India has also been using underwater launch platforms to test its submersible K-15 SLBM (see GSN, Feb. 26).  India plans to eventually launch the missile from submarines, but the weapon’s 65-mile range falls far short of weapons deployed by other nations, some of which can travel farther than 3,000 miles.  India expects to prepare its ballistic missile submarine for operation shortly after the end of this decade (see GSN, Oct. 16, 2007).

Meanwhile, New Delhi plans to conduct a third test of its ballistic missile defense system in July (see GSN, Dec. 20, 2007). 

The Indian system in November 2006 fired an interceptor that destroyed a mock enemy missile outside the earth’s atmosphere.  The system hit a missile inside the atmosphere in its second test last December.

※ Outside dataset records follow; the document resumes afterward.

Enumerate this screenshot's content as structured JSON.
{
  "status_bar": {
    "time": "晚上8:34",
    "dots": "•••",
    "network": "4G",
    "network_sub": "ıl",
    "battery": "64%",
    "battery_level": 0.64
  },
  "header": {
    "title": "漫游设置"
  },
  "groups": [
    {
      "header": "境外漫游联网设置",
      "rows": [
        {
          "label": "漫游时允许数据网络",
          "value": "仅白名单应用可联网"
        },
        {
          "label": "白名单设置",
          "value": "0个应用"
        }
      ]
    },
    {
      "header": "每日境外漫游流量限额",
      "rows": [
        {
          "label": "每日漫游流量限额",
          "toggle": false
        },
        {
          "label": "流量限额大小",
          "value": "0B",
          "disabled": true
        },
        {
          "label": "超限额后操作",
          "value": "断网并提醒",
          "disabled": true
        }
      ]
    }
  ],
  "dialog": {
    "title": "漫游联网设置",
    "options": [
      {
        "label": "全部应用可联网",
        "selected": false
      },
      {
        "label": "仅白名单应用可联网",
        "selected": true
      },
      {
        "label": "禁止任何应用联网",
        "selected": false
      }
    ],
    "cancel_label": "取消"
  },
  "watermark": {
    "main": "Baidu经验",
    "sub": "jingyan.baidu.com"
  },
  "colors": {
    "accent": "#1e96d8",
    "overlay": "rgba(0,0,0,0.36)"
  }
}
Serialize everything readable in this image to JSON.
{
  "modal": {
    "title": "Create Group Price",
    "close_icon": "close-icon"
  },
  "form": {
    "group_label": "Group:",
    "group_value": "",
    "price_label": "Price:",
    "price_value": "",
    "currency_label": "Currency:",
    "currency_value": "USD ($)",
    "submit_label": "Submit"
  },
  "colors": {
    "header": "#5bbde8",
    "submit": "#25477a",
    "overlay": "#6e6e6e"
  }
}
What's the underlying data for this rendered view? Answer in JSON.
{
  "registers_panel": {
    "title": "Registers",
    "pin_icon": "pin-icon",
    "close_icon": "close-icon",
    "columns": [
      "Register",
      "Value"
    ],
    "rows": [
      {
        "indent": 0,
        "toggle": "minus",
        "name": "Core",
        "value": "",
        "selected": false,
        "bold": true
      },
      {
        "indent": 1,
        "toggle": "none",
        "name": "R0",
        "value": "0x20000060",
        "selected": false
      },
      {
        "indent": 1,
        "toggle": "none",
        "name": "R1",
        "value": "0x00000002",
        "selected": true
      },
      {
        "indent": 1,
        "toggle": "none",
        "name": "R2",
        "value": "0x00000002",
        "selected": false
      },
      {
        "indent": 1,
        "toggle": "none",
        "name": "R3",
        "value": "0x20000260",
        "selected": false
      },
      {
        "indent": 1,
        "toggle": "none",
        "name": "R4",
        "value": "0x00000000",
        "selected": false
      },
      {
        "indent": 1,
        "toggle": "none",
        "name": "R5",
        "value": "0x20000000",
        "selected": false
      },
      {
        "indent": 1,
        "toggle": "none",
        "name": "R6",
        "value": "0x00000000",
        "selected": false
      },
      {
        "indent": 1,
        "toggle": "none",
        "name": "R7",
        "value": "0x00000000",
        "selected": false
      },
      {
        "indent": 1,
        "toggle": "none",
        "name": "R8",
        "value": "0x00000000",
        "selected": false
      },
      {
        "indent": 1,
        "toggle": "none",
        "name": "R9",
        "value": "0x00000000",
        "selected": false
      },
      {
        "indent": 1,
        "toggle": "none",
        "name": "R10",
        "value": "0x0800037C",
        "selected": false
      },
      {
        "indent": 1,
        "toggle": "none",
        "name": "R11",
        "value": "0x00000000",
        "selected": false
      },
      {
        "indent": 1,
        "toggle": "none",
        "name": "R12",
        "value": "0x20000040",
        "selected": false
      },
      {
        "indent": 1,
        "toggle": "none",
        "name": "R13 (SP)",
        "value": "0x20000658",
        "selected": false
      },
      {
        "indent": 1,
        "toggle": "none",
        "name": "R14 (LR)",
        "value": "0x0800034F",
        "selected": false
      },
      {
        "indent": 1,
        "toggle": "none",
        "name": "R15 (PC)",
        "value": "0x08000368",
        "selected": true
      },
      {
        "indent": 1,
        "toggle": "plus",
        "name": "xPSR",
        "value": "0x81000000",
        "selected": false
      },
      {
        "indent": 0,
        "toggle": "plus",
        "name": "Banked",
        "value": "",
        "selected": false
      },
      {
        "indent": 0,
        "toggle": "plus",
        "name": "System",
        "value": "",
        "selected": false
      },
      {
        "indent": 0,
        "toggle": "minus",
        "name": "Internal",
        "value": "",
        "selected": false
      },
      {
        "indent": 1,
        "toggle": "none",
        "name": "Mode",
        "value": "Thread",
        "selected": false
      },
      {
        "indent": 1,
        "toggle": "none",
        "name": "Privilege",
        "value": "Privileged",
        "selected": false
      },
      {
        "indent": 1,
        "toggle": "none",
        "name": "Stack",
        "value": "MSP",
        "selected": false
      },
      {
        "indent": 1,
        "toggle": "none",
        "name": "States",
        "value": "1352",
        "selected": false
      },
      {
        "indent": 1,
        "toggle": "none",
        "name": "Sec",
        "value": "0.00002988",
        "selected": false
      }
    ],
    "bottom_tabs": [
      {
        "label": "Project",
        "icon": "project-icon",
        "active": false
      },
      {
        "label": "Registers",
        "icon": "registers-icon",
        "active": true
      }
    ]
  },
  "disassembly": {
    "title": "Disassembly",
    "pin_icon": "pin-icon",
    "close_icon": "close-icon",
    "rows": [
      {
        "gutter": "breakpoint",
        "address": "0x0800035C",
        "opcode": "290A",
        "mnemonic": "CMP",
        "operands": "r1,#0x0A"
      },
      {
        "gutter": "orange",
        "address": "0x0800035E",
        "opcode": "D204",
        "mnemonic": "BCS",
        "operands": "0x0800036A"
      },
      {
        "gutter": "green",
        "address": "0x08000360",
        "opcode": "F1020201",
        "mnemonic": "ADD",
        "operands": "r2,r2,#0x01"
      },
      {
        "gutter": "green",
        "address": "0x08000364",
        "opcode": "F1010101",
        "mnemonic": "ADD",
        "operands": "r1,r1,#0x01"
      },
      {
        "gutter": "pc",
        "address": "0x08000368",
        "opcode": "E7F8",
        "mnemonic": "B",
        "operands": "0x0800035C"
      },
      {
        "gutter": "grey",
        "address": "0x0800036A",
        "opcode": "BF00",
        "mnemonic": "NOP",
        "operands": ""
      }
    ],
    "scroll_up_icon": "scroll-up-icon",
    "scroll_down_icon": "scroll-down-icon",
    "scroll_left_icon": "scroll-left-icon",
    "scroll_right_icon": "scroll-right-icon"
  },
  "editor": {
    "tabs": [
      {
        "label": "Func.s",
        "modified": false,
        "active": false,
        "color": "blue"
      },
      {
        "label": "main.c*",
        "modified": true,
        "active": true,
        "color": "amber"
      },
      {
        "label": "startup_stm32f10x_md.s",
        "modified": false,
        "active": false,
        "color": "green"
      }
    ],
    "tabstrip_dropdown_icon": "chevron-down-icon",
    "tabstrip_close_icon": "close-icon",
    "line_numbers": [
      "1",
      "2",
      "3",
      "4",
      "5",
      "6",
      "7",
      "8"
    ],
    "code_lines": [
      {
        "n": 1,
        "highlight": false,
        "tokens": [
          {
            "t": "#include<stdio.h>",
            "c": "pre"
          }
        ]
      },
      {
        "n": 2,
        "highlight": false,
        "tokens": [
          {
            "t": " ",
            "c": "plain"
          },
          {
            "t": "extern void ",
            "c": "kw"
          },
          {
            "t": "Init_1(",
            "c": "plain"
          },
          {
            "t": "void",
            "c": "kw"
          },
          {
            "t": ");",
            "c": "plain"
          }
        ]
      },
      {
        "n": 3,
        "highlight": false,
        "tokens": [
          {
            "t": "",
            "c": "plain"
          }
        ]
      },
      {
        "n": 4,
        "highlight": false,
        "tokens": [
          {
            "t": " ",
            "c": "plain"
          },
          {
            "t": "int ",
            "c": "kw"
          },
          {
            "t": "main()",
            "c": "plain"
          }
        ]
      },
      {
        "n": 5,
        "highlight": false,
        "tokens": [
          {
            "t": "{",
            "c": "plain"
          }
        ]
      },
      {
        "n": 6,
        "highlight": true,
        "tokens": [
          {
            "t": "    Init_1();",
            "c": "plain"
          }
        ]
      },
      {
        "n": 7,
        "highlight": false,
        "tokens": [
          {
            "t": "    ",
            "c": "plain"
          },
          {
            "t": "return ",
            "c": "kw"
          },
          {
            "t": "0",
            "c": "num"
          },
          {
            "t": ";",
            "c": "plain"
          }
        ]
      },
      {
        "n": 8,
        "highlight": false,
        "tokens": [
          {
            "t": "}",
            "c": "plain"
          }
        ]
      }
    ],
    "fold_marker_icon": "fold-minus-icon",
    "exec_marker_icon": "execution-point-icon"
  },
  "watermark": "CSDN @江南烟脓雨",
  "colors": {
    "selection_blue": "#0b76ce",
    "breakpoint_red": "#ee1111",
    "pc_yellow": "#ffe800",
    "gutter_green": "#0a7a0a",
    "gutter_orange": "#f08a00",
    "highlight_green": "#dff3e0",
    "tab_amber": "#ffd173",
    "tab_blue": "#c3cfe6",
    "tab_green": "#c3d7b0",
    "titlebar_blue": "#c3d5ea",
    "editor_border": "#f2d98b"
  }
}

“Around July, we will test the [exoatmospheric] interceptor again.  This time, we will test it at an [50-mile] altitude against a longer range ‘enemy’ missile.  Then, in September-October, we will test the exo and endo together,” said V.K. Saraswat, head of the DNDO missile program.

“BMD is very important since there are ballistic missiles all around us.  If you are strong in your defense, an adversary will think twice before any misadventure,” Saraswat said.  He added that the system would be ready for deployment around 2011, once it demonstrates a 99.8-percent likelihood of success against various missile types (Rajat Pandit, Times of India, May 13).